The planned analyses will examine the impact that these existing programs have had on improving long-term, post-release public safety outcomes, as well as identifying factors that have impacted the treatment process and were found to be associated with short-term outcomes. This strategy includes taking a close look at the program eligibility and screening process concerning the use of risk and needs information and the tailoring of treatment process strategies through an examination of participant characteristics associated with measures of program process and outcomes.  Program evaluations such as the BOP study have the potential to serve as an important tool for informed decision-making concerning the efficient allocation of resources, treatment efficacy, and accountability to stakeholders.

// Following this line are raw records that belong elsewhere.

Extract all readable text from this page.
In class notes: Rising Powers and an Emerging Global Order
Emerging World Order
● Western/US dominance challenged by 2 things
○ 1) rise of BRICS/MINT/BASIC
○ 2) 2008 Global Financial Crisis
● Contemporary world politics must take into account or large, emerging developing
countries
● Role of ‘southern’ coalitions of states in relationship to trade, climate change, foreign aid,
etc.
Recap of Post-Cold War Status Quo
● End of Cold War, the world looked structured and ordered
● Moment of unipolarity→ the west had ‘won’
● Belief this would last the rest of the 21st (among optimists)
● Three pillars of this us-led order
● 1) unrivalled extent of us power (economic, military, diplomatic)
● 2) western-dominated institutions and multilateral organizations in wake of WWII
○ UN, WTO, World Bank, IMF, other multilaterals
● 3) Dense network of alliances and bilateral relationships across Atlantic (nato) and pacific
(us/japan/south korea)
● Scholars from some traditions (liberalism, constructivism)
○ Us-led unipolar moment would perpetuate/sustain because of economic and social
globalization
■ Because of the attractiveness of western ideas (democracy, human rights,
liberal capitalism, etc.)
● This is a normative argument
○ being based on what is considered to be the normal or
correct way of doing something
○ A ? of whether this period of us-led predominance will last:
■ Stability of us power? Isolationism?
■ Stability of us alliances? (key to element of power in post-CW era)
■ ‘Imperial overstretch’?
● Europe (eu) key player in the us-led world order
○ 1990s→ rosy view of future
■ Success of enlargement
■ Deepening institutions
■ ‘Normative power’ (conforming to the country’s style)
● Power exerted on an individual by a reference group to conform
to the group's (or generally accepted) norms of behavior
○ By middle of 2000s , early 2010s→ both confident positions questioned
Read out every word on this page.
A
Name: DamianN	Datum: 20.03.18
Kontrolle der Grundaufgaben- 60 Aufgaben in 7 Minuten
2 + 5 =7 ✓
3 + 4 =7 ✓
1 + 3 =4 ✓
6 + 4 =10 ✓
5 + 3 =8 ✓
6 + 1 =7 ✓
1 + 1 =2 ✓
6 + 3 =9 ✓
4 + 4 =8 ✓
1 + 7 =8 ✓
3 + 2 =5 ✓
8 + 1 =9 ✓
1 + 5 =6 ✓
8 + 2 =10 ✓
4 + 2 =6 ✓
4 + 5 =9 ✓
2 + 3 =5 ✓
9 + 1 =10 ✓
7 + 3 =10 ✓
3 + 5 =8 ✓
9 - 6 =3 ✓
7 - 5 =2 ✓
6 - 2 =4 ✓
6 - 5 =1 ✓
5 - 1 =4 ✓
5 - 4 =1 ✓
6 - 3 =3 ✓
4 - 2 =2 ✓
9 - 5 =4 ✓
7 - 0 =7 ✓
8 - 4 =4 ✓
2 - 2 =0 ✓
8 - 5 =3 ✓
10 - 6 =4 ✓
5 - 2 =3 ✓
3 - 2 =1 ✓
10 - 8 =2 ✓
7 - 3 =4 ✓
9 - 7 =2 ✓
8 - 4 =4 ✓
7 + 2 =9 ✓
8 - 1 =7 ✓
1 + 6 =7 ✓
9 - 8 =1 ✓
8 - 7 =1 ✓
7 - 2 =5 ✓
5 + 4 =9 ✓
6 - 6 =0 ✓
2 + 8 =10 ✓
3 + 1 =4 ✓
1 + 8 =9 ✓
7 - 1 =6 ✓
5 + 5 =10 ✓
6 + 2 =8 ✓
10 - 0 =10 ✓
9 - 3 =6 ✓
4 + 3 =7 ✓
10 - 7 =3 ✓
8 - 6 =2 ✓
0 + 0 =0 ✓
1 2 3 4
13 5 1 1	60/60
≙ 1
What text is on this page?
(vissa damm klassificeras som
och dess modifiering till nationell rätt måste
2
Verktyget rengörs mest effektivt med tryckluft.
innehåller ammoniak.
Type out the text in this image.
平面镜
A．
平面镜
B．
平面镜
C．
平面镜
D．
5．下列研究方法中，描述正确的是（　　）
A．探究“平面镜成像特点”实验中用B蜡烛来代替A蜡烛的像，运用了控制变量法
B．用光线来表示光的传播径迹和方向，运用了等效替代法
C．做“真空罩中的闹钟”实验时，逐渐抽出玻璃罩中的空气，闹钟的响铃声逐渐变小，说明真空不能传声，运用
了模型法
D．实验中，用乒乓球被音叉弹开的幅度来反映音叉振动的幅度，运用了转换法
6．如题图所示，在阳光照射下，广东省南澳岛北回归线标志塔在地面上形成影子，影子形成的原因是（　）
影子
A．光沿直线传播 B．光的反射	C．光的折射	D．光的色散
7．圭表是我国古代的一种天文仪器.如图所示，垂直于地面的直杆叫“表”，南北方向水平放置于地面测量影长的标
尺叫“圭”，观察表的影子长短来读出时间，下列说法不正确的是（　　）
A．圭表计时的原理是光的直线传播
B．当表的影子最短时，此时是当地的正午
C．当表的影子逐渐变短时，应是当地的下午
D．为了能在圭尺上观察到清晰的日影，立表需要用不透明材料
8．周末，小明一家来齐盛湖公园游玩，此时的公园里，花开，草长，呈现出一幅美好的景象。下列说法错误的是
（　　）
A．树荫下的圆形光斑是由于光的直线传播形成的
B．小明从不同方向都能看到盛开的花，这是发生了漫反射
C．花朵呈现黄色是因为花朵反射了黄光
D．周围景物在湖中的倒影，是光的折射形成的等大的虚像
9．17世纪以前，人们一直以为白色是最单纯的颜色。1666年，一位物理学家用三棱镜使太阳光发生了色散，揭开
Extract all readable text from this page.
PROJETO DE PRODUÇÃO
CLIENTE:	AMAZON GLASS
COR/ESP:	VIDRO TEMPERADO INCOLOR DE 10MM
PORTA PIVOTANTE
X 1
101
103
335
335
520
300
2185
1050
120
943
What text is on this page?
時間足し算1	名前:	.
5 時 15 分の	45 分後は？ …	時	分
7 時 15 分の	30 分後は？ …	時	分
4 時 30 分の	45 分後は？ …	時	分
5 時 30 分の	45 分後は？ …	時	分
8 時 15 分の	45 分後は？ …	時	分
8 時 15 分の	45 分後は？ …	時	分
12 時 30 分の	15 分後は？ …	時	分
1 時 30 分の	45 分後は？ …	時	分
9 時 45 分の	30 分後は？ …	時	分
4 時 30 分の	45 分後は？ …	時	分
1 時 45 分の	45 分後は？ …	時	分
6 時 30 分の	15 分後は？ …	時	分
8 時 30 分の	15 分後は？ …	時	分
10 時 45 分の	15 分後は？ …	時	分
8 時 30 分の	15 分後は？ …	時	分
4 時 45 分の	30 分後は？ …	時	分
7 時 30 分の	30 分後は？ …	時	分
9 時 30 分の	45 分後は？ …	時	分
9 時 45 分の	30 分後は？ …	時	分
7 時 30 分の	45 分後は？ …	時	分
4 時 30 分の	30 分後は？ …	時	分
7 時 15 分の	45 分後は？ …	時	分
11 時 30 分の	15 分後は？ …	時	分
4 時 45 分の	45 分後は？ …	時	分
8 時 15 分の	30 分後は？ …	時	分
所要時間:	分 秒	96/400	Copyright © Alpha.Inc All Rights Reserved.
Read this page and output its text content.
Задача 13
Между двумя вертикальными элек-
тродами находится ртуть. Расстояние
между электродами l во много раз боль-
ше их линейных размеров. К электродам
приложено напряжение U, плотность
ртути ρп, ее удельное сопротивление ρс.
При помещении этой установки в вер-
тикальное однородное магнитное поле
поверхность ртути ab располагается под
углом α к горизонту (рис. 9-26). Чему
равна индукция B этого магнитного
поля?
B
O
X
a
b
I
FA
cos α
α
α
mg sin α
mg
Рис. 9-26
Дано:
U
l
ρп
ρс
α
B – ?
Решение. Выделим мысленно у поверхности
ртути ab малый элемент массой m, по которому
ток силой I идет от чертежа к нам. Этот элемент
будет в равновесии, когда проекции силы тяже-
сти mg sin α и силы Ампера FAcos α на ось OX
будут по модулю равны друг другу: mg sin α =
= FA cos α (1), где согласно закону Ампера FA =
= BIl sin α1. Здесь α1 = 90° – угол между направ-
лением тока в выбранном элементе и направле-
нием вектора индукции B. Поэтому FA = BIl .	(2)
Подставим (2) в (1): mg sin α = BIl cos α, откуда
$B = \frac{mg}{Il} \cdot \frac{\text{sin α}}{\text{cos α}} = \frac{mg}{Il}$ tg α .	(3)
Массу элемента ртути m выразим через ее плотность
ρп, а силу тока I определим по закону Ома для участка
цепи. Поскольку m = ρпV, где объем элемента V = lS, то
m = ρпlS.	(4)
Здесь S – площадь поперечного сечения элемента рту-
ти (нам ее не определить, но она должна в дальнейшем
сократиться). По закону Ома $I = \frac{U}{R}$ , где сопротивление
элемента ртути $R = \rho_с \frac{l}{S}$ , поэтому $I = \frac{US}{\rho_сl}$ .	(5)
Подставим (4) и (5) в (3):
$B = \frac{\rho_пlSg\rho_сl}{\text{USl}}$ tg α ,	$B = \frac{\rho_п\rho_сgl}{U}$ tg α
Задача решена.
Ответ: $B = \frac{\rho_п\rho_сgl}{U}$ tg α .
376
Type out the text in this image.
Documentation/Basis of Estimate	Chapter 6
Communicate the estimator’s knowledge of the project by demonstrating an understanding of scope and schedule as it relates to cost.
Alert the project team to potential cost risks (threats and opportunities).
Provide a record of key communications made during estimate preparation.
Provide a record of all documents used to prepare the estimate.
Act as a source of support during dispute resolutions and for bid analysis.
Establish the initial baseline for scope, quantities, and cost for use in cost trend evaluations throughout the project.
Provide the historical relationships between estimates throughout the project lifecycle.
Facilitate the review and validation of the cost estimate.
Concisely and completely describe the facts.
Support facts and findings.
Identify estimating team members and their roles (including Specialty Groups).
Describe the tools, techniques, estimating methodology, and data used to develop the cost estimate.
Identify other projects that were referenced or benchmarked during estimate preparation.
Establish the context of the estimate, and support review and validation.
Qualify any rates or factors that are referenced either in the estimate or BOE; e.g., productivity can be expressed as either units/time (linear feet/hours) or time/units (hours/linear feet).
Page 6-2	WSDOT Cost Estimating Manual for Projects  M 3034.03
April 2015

Research questions that cannot be addressed in the base year using archival data will be considered for subsequent project years when prospective data will be collected. Based on results from these baseline year analyses, we plan on implementing prospective measures including pre- and post-program measures, and follow-up outcomes on samples of clients in selected BOP facilities to more closely examine the impact of the programs. We will also be examining staffing and institutional factors on program outcomes and implementation.  New or revised curricula or programs may be examined in pilot studies. Ultimately, based on the analyses of existing and newly collected data, the proposed study will include recommendations for optimizing program impact by identifying the most effective and efficient uses of these BOP programs (e.g., program type, amount, intensity), potentially resulting in more efficient allocation of resources, better treatment fidelity and efficacy, and enhanced stakeholder accountability.